Via @otempo | A resposta negativa do Instituto Nacional do Seguro Social (INSS) a um pedido do segurado pode ser questionada com recurso administrativo no instituto ou na Justiça. Há atualmente um universo de 1,8 milhão de segurados à espera de uma resposta a um pedido inicial.
Para quem tem o pedido negado, o caminho pode ser ainda mais longo. Mesmo quando a renda é garantida pela Junta de Recursos do INSS, a espera para o cumprimento de decisões ultrapassa prazos previstos por lei e prejudica o segurado.
Segundo auditoria do Tribunal de Contas da União (TCU), o julgamento de recursos administrativos contra decisões do INSS apresenta diversas fragilidades que, entre outros efeitos, provoca grandes atrasos na finalização de processos. A análise aponta que seriam necessários 16 anos para julgar os acórdãos pendentes em 2021.

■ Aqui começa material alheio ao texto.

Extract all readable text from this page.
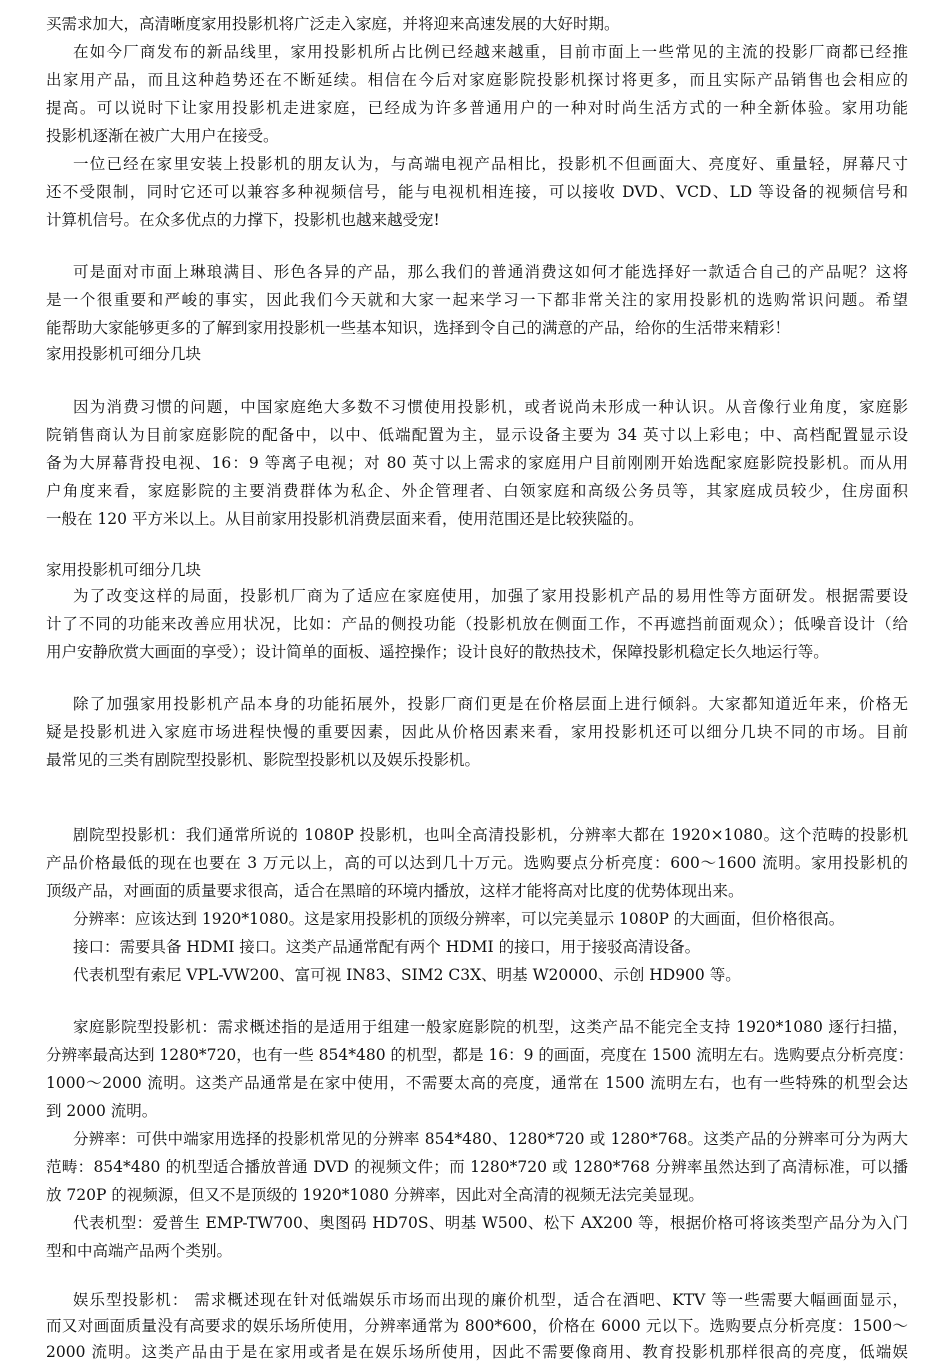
买需求加大，高清晰度家用投影机将广泛走入家庭，并将迎来高速发展的大好时期。
在如今厂商发布的新品线里，家用投影机所占比例已经越来越重，目前市面上一些常见的主流的投影厂商都已经推
出家用产品，而且这种趋势还在不断延续。相信在今后对家庭影院投影机探讨将更多，而且实际产品销售也会相应的
提高。可以说时下让家用投影机走进家庭，已经成为许多普通用户的一种对时尚生活方式的一种全新体验。家用功能
投影机逐渐在被广大用户在接受。
一位已经在家里安装上投影机的朋友认为，与高端电视产品相比，投影机不但画面大、亮度好、重量轻，屏幕尺寸
还不受限制，同时它还可以兼容多种视频信号，能与电视机相连接，可以接收 DVD、VCD、LD 等设备的视频信号和
计算机信号。在众多优点的力撑下，投影机也越来越受宠!
可是面对市面上琳琅满目、形色各异的产品，那么我们的普通消费这如何才能选择好一款适合自己的产品呢？这将
是一个很重要和严峻的事实，因此我们今天就和大家一起来学习一下都非常关注的家用投影机的选购常识问题。希望
能帮助大家能够更多的了解到家用投影机一些基本知识，选择到令自己的满意的产品，给你的生活带来精彩！
家用投影机可细分几块
因为消费习惯的问题，中国家庭绝大多数不习惯使用投影机，或者说尚未形成一种认识。从音像行业角度，家庭影
院销售商认为目前家庭影院的配备中，以中、低端配置为主，显示设备主要为 34 英寸以上彩电；中、高档配置显示设
备为大屏幕背投电视、16：9 等离子电视；对 80 英寸以上需求的家庭用户目前刚刚开始选配家庭影院投影机。而从用
户角度来看，家庭影院的主要消费群体为私企、外企管理者、白领家庭和高级公务员等，其家庭成员较少，住房面积
一般在 120 平方米以上。从目前家用投影机消费层面来看，使用范围还是比较狭隘的。
家用投影机可细分几块
为了改变这样的局面，投影机厂商为了适应在家庭使用，加强了家用投影机产品的易用性等方面研发。根据需要设
计了不同的功能来改善应用状况，比如：产品的侧投功能（投影机放在侧面工作，不再遮挡前面观众）；低噪音设计（给
用户安静欣赏大画面的享受）；设计简单的面板、遥控操作；设计良好的散热技术，保障投影机稳定长久地运行等。
除了加强家用投影机产品本身的功能拓展外，投影厂商们更是在价格层面上进行倾斜。大家都知道近年来，价格无
疑是投影机进入家庭市场进程快慢的重要因素，因此从价格因素来看，家用投影机还可以细分几块不同的市场。目前
最常见的三类有剧院型投影机、影院型投影机以及娱乐投影机。
剧院型投影机：我们通常所说的 1080P 投影机，也叫全高清投影机，分辨率大都在 1920×1080。这个范畴的投影机
产品价格最低的现在也要在 3 万元以上，高的可以达到几十万元。选购要点分析亮度：600～1600 流明。家用投影机的
顶级产品，对画面的质量要求很高，适合在黑暗的环境内播放，这样才能将高对比度的优势体现出来。
分辨率：应该达到 1920*1080。这是家用投影机的顶级分辨率，可以完美显示 1080P 的大画面，但价格很高。
接口：需要具备 HDMI 接口。这类产品通常配有两个 HDMI 的接口，用于接驳高清设备。
代表机型有索尼 VPL-VW200、富可视 IN83、SIM2 C3X、明基 W20000、示创 HD900 等。
家庭影院型投影机：需求概述指的是适用于组建一般家庭影院的机型，这类产品不能完全支持 1920*1080 逐行扫描，
分辨率最高达到 1280*720，也有一些 854*480 的机型，都是 16：9 的画面，亮度在 1500 流明左右。选购要点分析亮度：
1000～2000 流明。这类产品通常是在家中使用，不需要太高的亮度，通常在 1500 流明左右，也有一些特殊的机型会达
到 2000 流明。
分辨率：可供中端家用选择的投影机常见的分辨率 854*480、1280*720 或 1280*768。这类产品的分辨率可分为两大
范畴：854*480 的机型适合播放普通 DVD 的视频文件；而 1280*720 或 1280*768 分辨率虽然达到了高清标准，可以播
放 720P 的视频源，但又不是顶级的 1920*1080 分辨率，因此对全高清的视频无法完美显现。
代表机型：爱普生 EMP-TW700、奥图码 HD70S、明基 W500、松下 AX200 等，根据价格可将该类型产品分为入门
型和中高端产品两个类别。
娱乐型投影机： 需求概述现在针对低端娱乐市场而出现的廉价机型，适合在酒吧、KTV 等一些需要大幅画面显示，
而又对画面质量没有高要求的娱乐场所使用，分辨率通常为 800*600，价格在 6000 元以下。选购要点分析亮度：1500～
2000 流明。这类产品由于是在家用或者是在娱乐场所使用，因此不需要像商用、教育投影机那样很高的亮度，低端娱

A paulistana Yasmin Santos Araújo da Silva, 30, que recebia o Benefício de Prestação Continuada (BPC) desde 1997, espera há mais de três anos para ter a renda restabelecida. Ela tem paralisia cerebral espástica, com movimentos reduzidos nos braços e pernas, e fica aos cuidados de sua avó, Maria Cícera Araújo da Silva, 68.

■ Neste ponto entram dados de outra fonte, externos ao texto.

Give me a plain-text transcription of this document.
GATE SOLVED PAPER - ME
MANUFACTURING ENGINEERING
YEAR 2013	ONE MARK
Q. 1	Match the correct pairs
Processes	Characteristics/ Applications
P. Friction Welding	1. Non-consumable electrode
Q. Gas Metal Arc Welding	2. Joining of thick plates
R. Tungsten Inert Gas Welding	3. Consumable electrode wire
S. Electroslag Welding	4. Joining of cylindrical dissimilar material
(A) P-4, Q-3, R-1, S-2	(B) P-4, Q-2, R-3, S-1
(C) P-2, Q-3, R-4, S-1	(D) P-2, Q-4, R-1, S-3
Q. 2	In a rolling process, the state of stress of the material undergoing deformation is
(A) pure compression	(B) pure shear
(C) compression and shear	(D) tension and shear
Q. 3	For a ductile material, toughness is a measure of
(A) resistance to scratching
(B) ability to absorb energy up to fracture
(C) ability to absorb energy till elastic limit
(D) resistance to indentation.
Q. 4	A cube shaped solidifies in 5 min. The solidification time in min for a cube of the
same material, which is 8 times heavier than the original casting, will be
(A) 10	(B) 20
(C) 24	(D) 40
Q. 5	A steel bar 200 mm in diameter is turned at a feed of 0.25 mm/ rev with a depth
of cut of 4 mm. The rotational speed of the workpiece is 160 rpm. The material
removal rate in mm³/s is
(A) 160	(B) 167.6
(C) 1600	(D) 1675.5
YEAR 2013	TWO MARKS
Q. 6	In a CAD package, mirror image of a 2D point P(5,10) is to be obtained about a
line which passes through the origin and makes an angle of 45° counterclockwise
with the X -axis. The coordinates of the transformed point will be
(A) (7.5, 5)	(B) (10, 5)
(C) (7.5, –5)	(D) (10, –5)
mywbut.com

Em fevereiro de 2020, o BPC foi suspenso pela não realização da prova de vida. A avó conta que, nesta época, recebeu uma carta que não entendeu, mas contou com a ajuda da filha -mãe de Yasmin-para ir ao Centro de Referência da Assistência Social (Cras) renovar seu cadastro. “Mas, no outro mês, quando fui receber, o INSS já tinha suspendido o benefício”, conta.
A família entrou com recurso administrativo no instituto, que foi julgado favorável à beneficiária em setembro de 2022. Porém, até abril de 2023, o benefício não havia sido restabelecido.
“A minha filha entrou com recurso e não sei o que fazer. Ela ganhou, mas, até agora, não saiu nada, e estou muito necessitada. Agora mesmo Yasmin está com problema na boca e tem de estar cuidando, tem de estar tratando, e às vezes não tem nem como levar”, conta a avó.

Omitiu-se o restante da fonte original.